ICML 2024 | Conference PDF | Archive PDF | Plain Text | LLM Run Details

Reproducibility Variable Result LLM Response
Research Type Experimental We evaluate Feat LLM on 13 different tabular datasets in low-shot regimes, showing its strong and robust performance. Our framework outperforms contemporary few-shot learning baselines across various settings. As demonstrated across numerous tabular datasets from a wide range of domains, Feat LLM generates high-quality rules, significantly (10% on average) outperforming alternatives such as Tab LLM and STUNT.
Researcher Affiliation Collaboration 1Work done at Google as a research intern. School of Computing, Korea Advanced Institute of Science and Technology, Daejeon, Republic of Korea 2Google Cloud AI, Sunnyvale, California, USA. Correspondence to: Jinsung Yoon <jinsungyoon@google.com>.
Pseudocode No The paper describes the method's steps and shows examples of prompts and generated code snippets, but it does not include a formal pseudocode block or an algorithm section labeled as such.
Open Source Code Yes The code is released via anonymized Git Hub link at https: //github.com/Sungwon-Han/Feat LLM.
Open Datasets Yes Our experiment utilizes 13 datasets for binary or multi-class classification tasks: (1) Adult (Asuncion & Newman, 2007); (2) Bank (Moro et al., 2014); (3) Blood (Yeh et al., 2009); (4) Car (Kadra et al., 2021); (5) Communities (Redmond, 2009); (6) Credit-g (Kadra et al., 2021); (7) Diabetes3; (8) Heart4; and (9) Myocardial (Golovenkin & Voino-Yasenetsky, 2020).
Dataset Splits Yes We employ k-fold cross-validation for optimal epoch selection.
Hardware Specification Yes One A100 GPU is used as the default, except for Tab LLM which uses four A100 GPUs for model parallelism.

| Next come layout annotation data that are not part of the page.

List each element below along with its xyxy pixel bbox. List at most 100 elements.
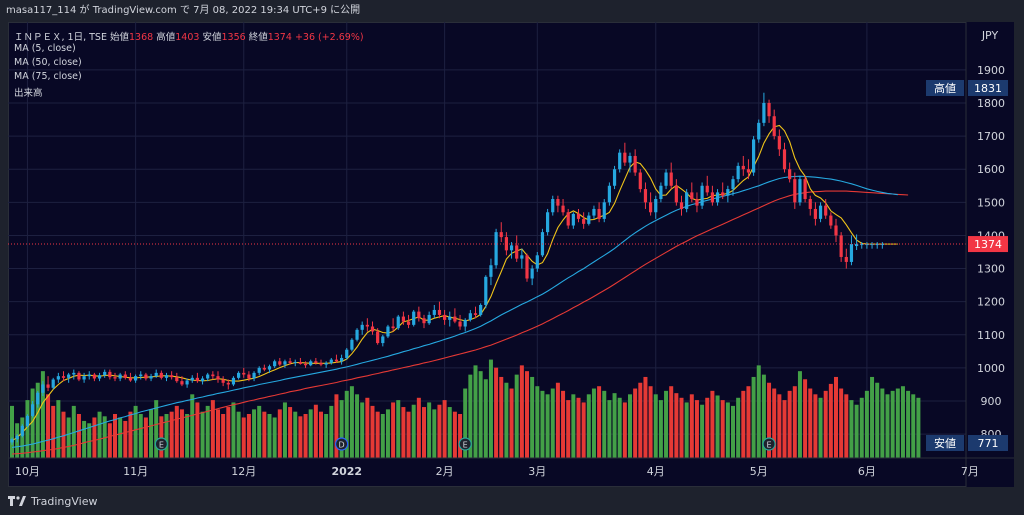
- volume-bar: [76, 414, 81, 458]
- volume-bar: [715, 395, 720, 458]
- candle-body: [211, 374, 215, 377]
- legend-ma75[interactable]: MA (75, close): [14, 71, 82, 82]
- tradingview-logo-icon: [8, 496, 26, 506]
- volume-bar: [844, 394, 849, 458]
- legend-ma50[interactable]: MA (50, close): [14, 57, 82, 68]
- candle-body: [494, 232, 498, 266]
- volume-bar: [56, 400, 61, 458]
- volume-bar: [82, 420, 87, 458]
- price-tick-label: 1600: [977, 163, 1005, 176]
- candle-body: [149, 376, 153, 379]
- candle-body: [20, 425, 24, 436]
- legend-volume[interactable]: 出来高: [14, 88, 43, 99]
- candle-body: [324, 362, 328, 365]
- volume-bar: [514, 374, 519, 458]
- event-marker-e[interactable]: [154, 437, 168, 451]
- candle-body: [128, 377, 133, 381]
- volume-bar: [252, 409, 257, 458]
- candle-body: [654, 199, 658, 213]
- volume-bar: [107, 423, 112, 458]
- candle-body: [679, 202, 684, 209]
- candle-body: [638, 172, 642, 190]
- candle-body: [340, 357, 344, 362]
- last-price-tag-value-box: [968, 236, 1008, 253]
- candle-body: [587, 215, 591, 224]
- volume-bar: [416, 397, 421, 458]
- volume-bar: [772, 388, 777, 458]
- candle-body: [360, 324, 364, 330]
- volume-bar: [756, 365, 761, 458]
- candle-body: [345, 349, 349, 358]
- volume-bar: [195, 402, 200, 458]
- candle-body: [788, 169, 792, 180]
- volume-bar: [478, 371, 483, 458]
- time-tick-label: 6月: [858, 465, 876, 478]
- price-tick-label: 1000: [977, 362, 1005, 375]
- time-tick-label: 12月: [231, 465, 256, 478]
- volume-bar: [385, 409, 390, 458]
- volume-bar: [452, 411, 457, 458]
- volume-bar: [710, 390, 715, 458]
- candle-body: [283, 361, 287, 365]
- candle-body: [288, 361, 292, 363]
- time-tick-label: 10月: [15, 465, 40, 478]
- legend-high: 1403: [175, 32, 200, 43]
- candle-body: [448, 316, 452, 320]
- candle-body: [118, 374, 122, 379]
- volume-bar: [272, 417, 277, 458]
- tradingview-footer[interactable]: TradingView: [8, 493, 97, 509]
- candle-body: [391, 326, 395, 329]
- event-marker-e[interactable]: [458, 437, 472, 451]
- volume-bar: [859, 397, 864, 458]
- price-tick-label: 1900: [977, 64, 1005, 77]
- legend-ma5[interactable]: MA (5, close): [14, 43, 76, 54]
- candle-body: [422, 318, 426, 324]
- event-marker-d[interactable]: [335, 437, 349, 451]
- volume-bar: [380, 414, 385, 458]
- candle-body: [576, 213, 581, 219]
- candle-body: [849, 244, 854, 262]
- volume-bar: [427, 402, 432, 458]
- volume-bar: [900, 386, 905, 458]
- volume-bar: [174, 405, 179, 458]
- volume-bar: [555, 382, 560, 458]
- volume-bar: [92, 417, 97, 458]
- candle-body: [546, 212, 550, 233]
- candle-body: [535, 255, 539, 269]
- price-axis[interactable]: [966, 22, 1014, 487]
- candle-body: [252, 372, 256, 379]
- volume-bar: [25, 400, 30, 458]
- volume-bar: [324, 414, 329, 458]
- candle-body: [571, 213, 575, 226]
- price-chart[interactable]: EDEEDJPY80090010001100120013001400150016…: [8, 22, 1014, 487]
- volume-bar: [277, 409, 282, 458]
- candle-body: [489, 265, 493, 277]
- volume-bar: [355, 394, 360, 458]
- volume-bar: [406, 411, 411, 458]
- candle-body: [530, 268, 534, 279]
- candle-body: [685, 192, 689, 209]
- volume-bar: [169, 411, 174, 458]
- volume-bar: [823, 390, 828, 458]
- volume-bar: [653, 394, 658, 458]
- candle-body: [123, 374, 127, 378]
- volume-bar: [792, 386, 797, 458]
- volume-bar: [911, 394, 916, 458]
- candle-body: [185, 380, 189, 385]
- candle-body: [216, 376, 220, 380]
- candle-body: [700, 185, 704, 206]
- volume-bar: [154, 400, 159, 458]
- candle-body: [103, 371, 107, 376]
- volume-bar: [123, 420, 128, 458]
- candle-body: [154, 372, 158, 377]
- volume-bar: [870, 376, 875, 458]
- volume-bar: [396, 400, 401, 458]
- candle-body: [15, 435, 19, 440]
- event-marker-e[interactable]: [762, 437, 776, 451]
- volume-bar: [339, 400, 344, 458]
- candle-body: [777, 136, 781, 150]
- candle-body: [108, 371, 112, 378]
- volume-bar: [674, 393, 679, 458]
- volume-bar: [839, 388, 844, 458]
- candle-body: [82, 376, 86, 380]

Software Dependencies No The paper mentions software like 'GPT-3.5', 'PaLM 2 Text-Unicorn model', 'T0', 'Adam optimizer', and 'Python’s exec() function' but does not provide specific version numbers for any of these components or libraries, which is required for reproducibility.
Experiment Setup Yes The temperature for the LLM inference is set to 0.5 and the top-p value is set to the default value of 1 in API. We set the number of ensembles and the number of rules for extracting to 20 and 10 respectively. Details on hyper-parameter impacts are in Figure 6 and Appendix B. We use the Adam optimizer of a learning rate 0.01 for the linear model, training for 200 epochs.